Commenting on the announcement, a Treasury aide says: "The chancellor has repeatedly made clear that he expects lenders to do their best to help their customers through these difficult times."
Andrew Montlake, partner of broker Cobalt Capital, tells the Times that while borrowers may be disappointed that they are not going to enjoy the benefits of a tracker mortgage - with potential low interest rates one reason for taking one out in the first place - banks and building societies do need to look after their own profits.
And Ray Boulger, from broker John Charcol, highlights that Nationwide has always been clear about its terms and conditions. Indeed, the building society did not enforce its own small print on cash-strapped Brits when the interest rate dropped to two per cent. But this may have led to some homeowners expecting the same treatment if Thursday (January 8th) reveals a further drop by the monetary policy committee.
The interest rate crystal ball
Writing for the Telegraph, Edmund Conway says that many sector commentators are predicting an interest rate cut of 75 basis points, although some are considering a full percentage point drop. However, he questions whether the Bank will take such action - which would see the lowest interest rate in its history. Mr Conway states that a further decline will penalise savers and that like Nationwide, other lenders may decide to freeze the rates on their tracker mortgages, as well as other products on the market.
"I would be surprised at anything more than a 50 basis point cut - though it has to be said in recent months the MPC has made a habit of surprising everybody," Mr Conway states.
Speaking to the Independent, Philip Shaw, UK economist at Investec, claims that the effects of previous interest rate cuts have not come to light yet and so the MPC may drop the rate down to 1.5 per cent only. Furthermore, the value of sterling has fallen, meaning that the Bank may want to keep interest rates at a slightly higher level to counter the effect of this.
But he concludes: "It is possible that the MPC opts for a more aggressive 75 basis points or even 100 basis points move."
So what about other lenders?
One month on from the historic two per cent interest rate decision and how has this impacted the average Briton? A report by Moneyfacts notes that over three-quarters of mortgage providers have announced a cut to their standard variable rate (SVR), while 19 lenders opted to pass the decline on in full. Five lenders still have their SVR at 6.5 per cent or above and include the Darlington, Stroud and Swindon, Market Harborough, Kent Reliance and Chesham building societies.

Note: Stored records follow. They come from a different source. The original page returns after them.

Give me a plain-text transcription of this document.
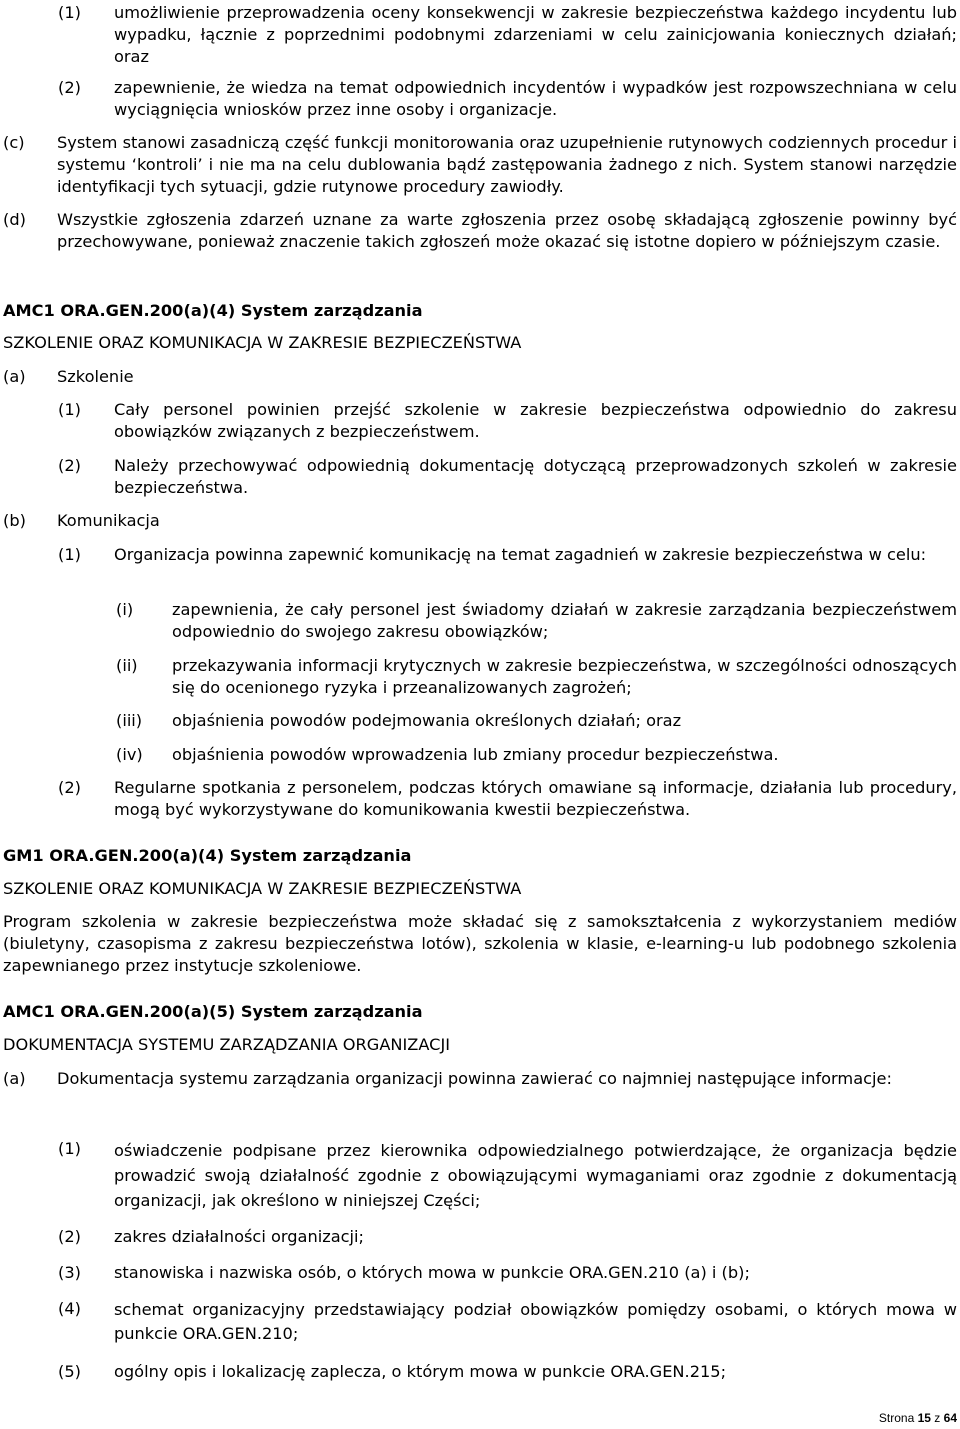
(1) umożliwienie przeprowadzenia oceny konsekwencji w zakresie bezpieczeństwa każdego incydentu lub wypadku, łącznie z poprzednimi podobnymi zdarzeniami w celu zainicjowania koniecznych działań; oraz
(2) zapewnienie, że wiedza na temat odpowiednich incydentów i wypadków jest rozpowszechniana w celu wyciągnięcia wniosków przez inne osoby i organizacje.
(c) System stanowi zasadniczą część funkcji monitorowania oraz uzupełnienie rutynowych codziennych procedur i systemu ‘kontroli’ i nie ma na celu dublowania bądź zastępowania żadnego z nich. System stanowi narzędzie identyfikacji tych sytuacji, gdzie rutynowe procedury zawiodły.
(d) Wszystkie zgłoszenia zdarzeń uznane za warte zgłoszenia przez osobę składającą zgłoszenie powinny być przechowywane, ponieważ znaczenie takich zgłoszeń może okazać się istotne dopiero w późniejszym czasie.
AMC1 ORA.GEN.200(a)(4) System zarządzania
SZKOLENIE ORAZ KOMUNIKACJA W ZAKRESIE BEZPIECZEŃSTWA
(a) Szkolenie
(1) Cały personel powinien przejść szkolenie w zakresie bezpieczeństwa odpowiednio do zakresu obowiązków związanych z bezpieczeństwem.
(2) Należy przechowywać odpowiednią dokumentację dotyczącą przeprowadzonych szkoleń w zakresie bezpieczeństwa.
(b) Komunikacja
(1) Organizacja powinna zapewnić komunikację na temat zagadnień w zakresie bezpieczeństwa w celu:
(i) zapewnienia, że cały personel jest świadomy działań w zakresie zarządzania bezpieczeństwem odpowiednio do swojego zakresu obowiązków;
(ii) przekazywania informacji krytycznych w zakresie bezpieczeństwa, w szczególności odnoszących się do ocenionego ryzyka i przeanalizowanych zagrożeń;
(iii) objaśnienia powodów podejmowania określonych działań; oraz
(iv) objaśnienia powodów wprowadzenia lub zmiany procedur bezpieczeństwa.
(2) Regularne spotkania z personelem, podczas których omawiane są informacje, działania lub procedury, mogą być wykorzystywane do komunikowania kwestii bezpieczeństwa.
GM1 ORA.GEN.200(a)(4) System zarządzania
SZKOLENIE ORAZ KOMUNIKACJA W ZAKRESIE BEZPIECZEŃSTWA
Program szkolenia w zakresie bezpieczeństwa może składać się z samokształcenia z wykorzystaniem mediów (biuletyny, czasopisma z zakresu bezpieczeństwa lotów), szkolenia w klasie, e-learning-u lub podobnego szkolenia zapewnianego przez instytucje szkoleniowe.
AMC1 ORA.GEN.200(a)(5) System zarządzania
DOKUMENTACJA SYSTEMU ZARZĄDZANIA ORGANIZACJI
(a) Dokumentacja systemu zarządzania organizacji powinna zawierać co najmniej następujące informacje:
(1) oświadczenie podpisane przez kierownika odpowiedzialnego potwierdzające, że organizacja będzie prowadzić swoją działalność zgodnie z obowiązującymi wymaganiami oraz zgodnie z dokumentacją organizacji, jak określono w niniejszej Części;
(2) zakres działalności organizacji;
(3) stanowiska i nazwiska osób, o których mowa w punkcie ORA.GEN.210 (a) i (b);
(4) schemat organizacyjny przedstawiający podział obowiązków pomiędzy osobami, o których mowa w punkcie ORA.GEN.210;
(5) ogólny opis i lokalizację zaplecza, o którym mowa w punkcie ORA.GEN.215;
Strona 15 z 64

"Some building societies are opting not to cut their SVR so they can offer higher rates to their savers. However, the three lenders with the highest SVRs have all cut savings rates by more than the base rate cut, with Stroud and Swindon building society cutting rates by up to 2.50 per cent and Kent Reliance building society cutting rates by up to two per cent," Michelle Slade, analyst at Moneyfacts.co.uk, comments.
So it looks like savers and mortgage borrowers alike may have to await the MPC decision on Thursday and see which lenders pass on the cut through mortgage reductions, or decide to help their savers by refusing to follow the direction the Bank takes.